Остается, таким образом, прежняя альтернатива: или гегелевская триада, тогда Бог в мире явлений; или Откровение, тогда она абсолютно неприменима. Мережковский, по-видимому, приемлет первое «или» и тем самым, повторяем, обнаруживает свою немощность в области мистики, слабость своей веры (боюсь сказать — свое безверие). (На это и следующее его внутреннее противоречие указывает С. Лурье в вышеупомянутой уже статье.)
Нечто подобное происходит с Мережковским и в другой раз, и тоже самом главном пункте: в вопросе о Воскресении Христове. Вот как пламенно он говорит о ней, об этой вере, в конце работы о Толстом и Достоевском: «И если бы мы могли увидеть, рассмотреть, осязать мертвое, истлевшее в гробе, Тело Иисуса, то мы отвергли бы тут, именно только тут во всей истории, во всей природе, свидетельство нашего конечного разума и нашего чувственного опыта; мы имели бы право сказать, что это кощунственный бред, обман чувств, дьявольское наваждение, привидение, „галлюцинация“».

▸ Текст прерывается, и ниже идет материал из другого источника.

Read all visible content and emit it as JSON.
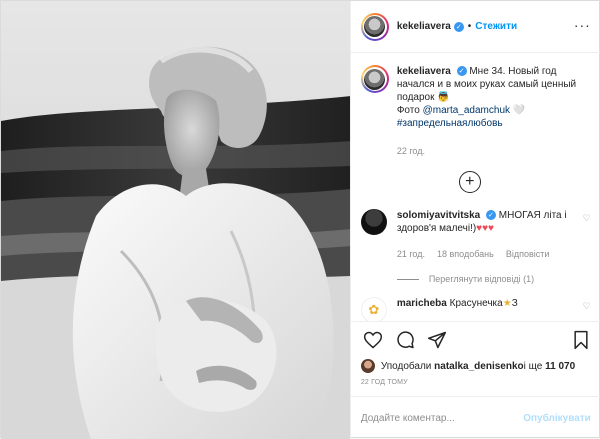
{
  "header": {
    "username": "kekeliavera",
    "separator": "•",
    "follow_label": "Стежити",
    "more_icon": "more-options-icon"
  },
  "caption": {
    "username": "kekeliavera",
    "text": "Мне 34. Новый год начался и в моих руках самый ценный подарок 👼",
    "photo_prefix": "Фото ",
    "photo_credit": "@marta_adamchuk",
    "credit_suffix": " 🤍",
    "hashtag": "#запредельнаялюбовь",
    "time": "22 год."
  },
  "comments": [
    {
      "username": "solomiyavitvitska",
      "text": "МНОГАЯ літа і здоров'я малечі!)",
      "hearts": "♥♥♥",
      "time": "21 год.",
      "likes": "18 вподобань",
      "reply": "Відповісти",
      "view_replies": "Переглянути відповіді (1)"
    },
    {
      "username": "maricheba",
      "text": "Красунечка",
      "star": "★",
      "extra": "З"
    }
  ],
  "likes_line": {
    "prefix": "Уподобали ",
    "user": "natalka_denisenko",
    "middle": " і ще ",
    "count": "11 070"
  },
  "post_date": "22 ГОД ТОМУ",
  "add_comment": {
    "placeholder": "Додайте коментар...",
    "publish_label": "Опублікувати"
  },
  "colors": {
    "link_blue": "#0095f6",
    "verified_blue": "#3897f0",
    "heart_red": "#ed4956",
    "muted": "#8e8e8e"
  }
}
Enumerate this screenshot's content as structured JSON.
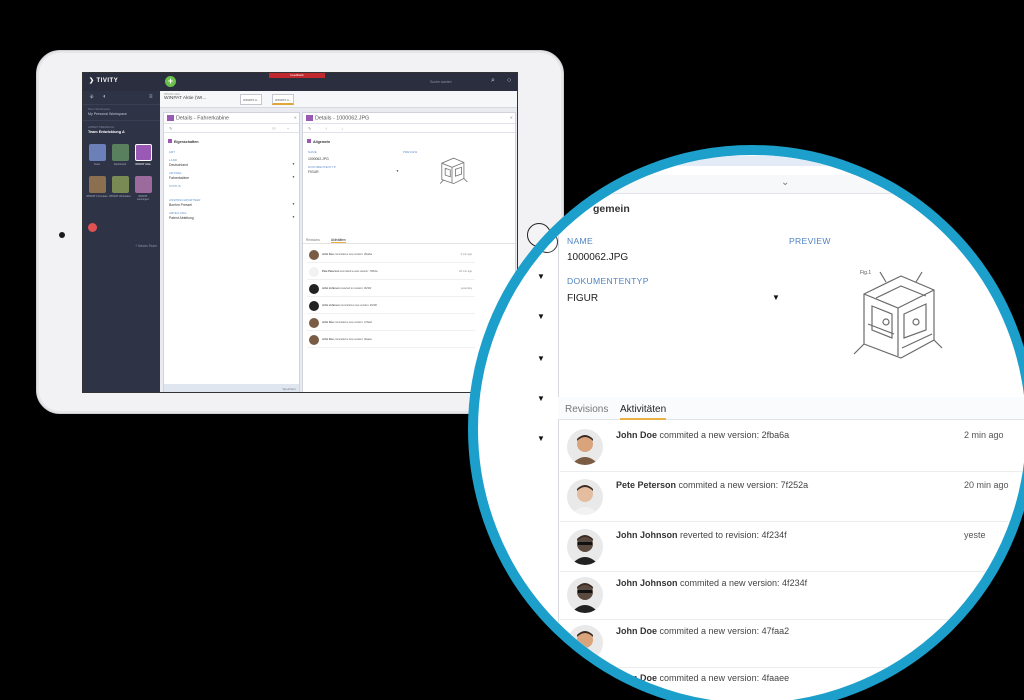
{
  "app": {
    "logo": "TIVITY",
    "red_tab": "Feedback",
    "search_placeholder": "Suche starten"
  },
  "sidebar": {
    "workspace_label": "Mein Workspace",
    "workspace_name": "My Personal Workspace",
    "team_label": "ARBEITSBEREICH",
    "team_name": "Team Entwicklung A",
    "tiles": [
      {
        "label": "Team",
        "color": "#6b7fb8"
      },
      {
        "label": "Dashboard",
        "color": "#59805e"
      },
      {
        "label": "WINPAT Aktie",
        "color": "#9b59b6"
      },
      {
        "label": "WINPAT Formulare",
        "color": "#8b6f4e"
      },
      {
        "label": "WINPAT Workplace",
        "color": "#7a8a54"
      },
      {
        "label": "WINPAT Leistungen",
        "color": "#9c6a9c"
      }
    ],
    "add_team": "Neues Team"
  },
  "workspace": {
    "main_tab": "WINPAT Aktie (WI...",
    "main_tab_sub": "WINPAT Aktie",
    "tabs": [
      "WINPAT A...",
      "WINPAT A..."
    ]
  },
  "left_panel": {
    "title": "Details - Fahrerkabine",
    "section": "Eigenschaften",
    "fields": [
      {
        "label": "ART",
        "value": ""
      },
      {
        "label": "LAND",
        "value": "Deutschland"
      },
      {
        "label": "ARTIKEL",
        "value": "Fahrerkabine"
      },
      {
        "label": "STATUS",
        "value": ""
      },
      {
        "label": "ANSPRECHPARTNER",
        "value": "Boehm Pressel"
      },
      {
        "label": "ABTEILUNG",
        "value": "Patent Abteilung"
      }
    ],
    "footer": "Speichern"
  },
  "mini_panel": {
    "title": "Details - 1000062.JPG",
    "section": "Allgemein",
    "name_label": "NAME",
    "name_value": "1000062.JPG",
    "preview_label": "PREVIEW",
    "type_label": "DOKUMENTENTYP",
    "type_value": "FIGUR",
    "tabs": [
      "Revisions",
      "Aktivitäten"
    ]
  },
  "zoom": {
    "section_title": "gemein",
    "name_label": "NAME",
    "name_value": "1000062.JPG",
    "preview_label": "PREVIEW",
    "type_label": "DOKUMENTENTYP",
    "type_value": "FIGUR",
    "tabs": [
      "Revisions",
      "Aktivitäten"
    ],
    "activities": [
      {
        "who": "John Doe",
        "action": "commited a new version: 2fba6a",
        "time": "2 min ago"
      },
      {
        "who": "Pete Peterson",
        "action": "commited a new version: 7f252a",
        "time": "20 min ago"
      },
      {
        "who": "John Johnson",
        "action": "reverted to revision: 4f234f",
        "time": "yeste"
      },
      {
        "who": "John Johnson",
        "action": "commited a new version: 4f234f",
        "time": ""
      },
      {
        "who": "John Doe",
        "action": "commited a new version: 47faa2",
        "time": ""
      },
      {
        "who": "John Doe",
        "action": "commited a new version: 4faaee",
        "time": ""
      }
    ],
    "mini_activities": [
      {
        "who": "John Doe",
        "action": "commited a new version: 2fba6a",
        "time": "2 min ago"
      },
      {
        "who": "Pete Peterson",
        "action": "commited a new version: 7f252a",
        "time": "20 min ago"
      },
      {
        "who": "John Johnson",
        "action": "reverted to revision: 4f234f",
        "time": "yesterday"
      },
      {
        "who": "John Johnson",
        "action": "commited a new version: 4f234f",
        "time": ""
      },
      {
        "who": "John Doe",
        "action": "commited a new version: 47faa2",
        "time": ""
      },
      {
        "who": "John Doe",
        "action": "commited a new version: 4faaee",
        "time": ""
      }
    ]
  },
  "colors": {
    "accent": "#1d9fcb",
    "tab_underline": "#e8b141",
    "label_blue": "#4f84c4",
    "sidebar": "#2f3346"
  }
}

И явление Воскресшей Плоти осталось бы для нас все-таки единственно реальным явлением, единственною и окончательною, всепоглощающею, высшею, мистическою, то есть реальнейшею, реальностью, ибо здесь, как везде… не вера от чуда, а чудо от веры… Этого блаженства нашей веры не отнимут у нас ни Ренан, ни Пилат, ни жиды-первосвященники, ни жидовствующий Л. Толстой, ни Смердяков со всем своим «здравым смыслом». Кажется, сильно сказано. По-видимому, верить вопреки очевидности, верить, как всякий религиозный человек, quia absurdum, искренне, глубоко и просто. И в какое изумление вы приходите, когда уже в другом месте, в статье «Меч», Мережковский начинает вдруг доказывать, что Воскресение не только не противоречит нашему разуму, а даже очень хорошо подходит под теорию эволюции? Чудо Воскресения, как выразился кто-то, под защитой и разрешением Дарвина, Спенсера и Геккеля!
И нужно ли еще раз указать, что если чудо становится приемлемым для нашего логического мышления, если наш разум может его объяснить, то оно тем самым превращается в обычное явление имманентного мира, т. е. теряет весь свой характер чуда, все свое значение?
Так думается, что Мережковский и в области религии остается тем же рационалистом с известной еще — увы! — наклонностью к столь презираемому им позитивизму. И здесь, должно быть, как и в художестве, ему не дано ощущать полноту гармонии, блаженство истинного, а не выдуманного синтеза.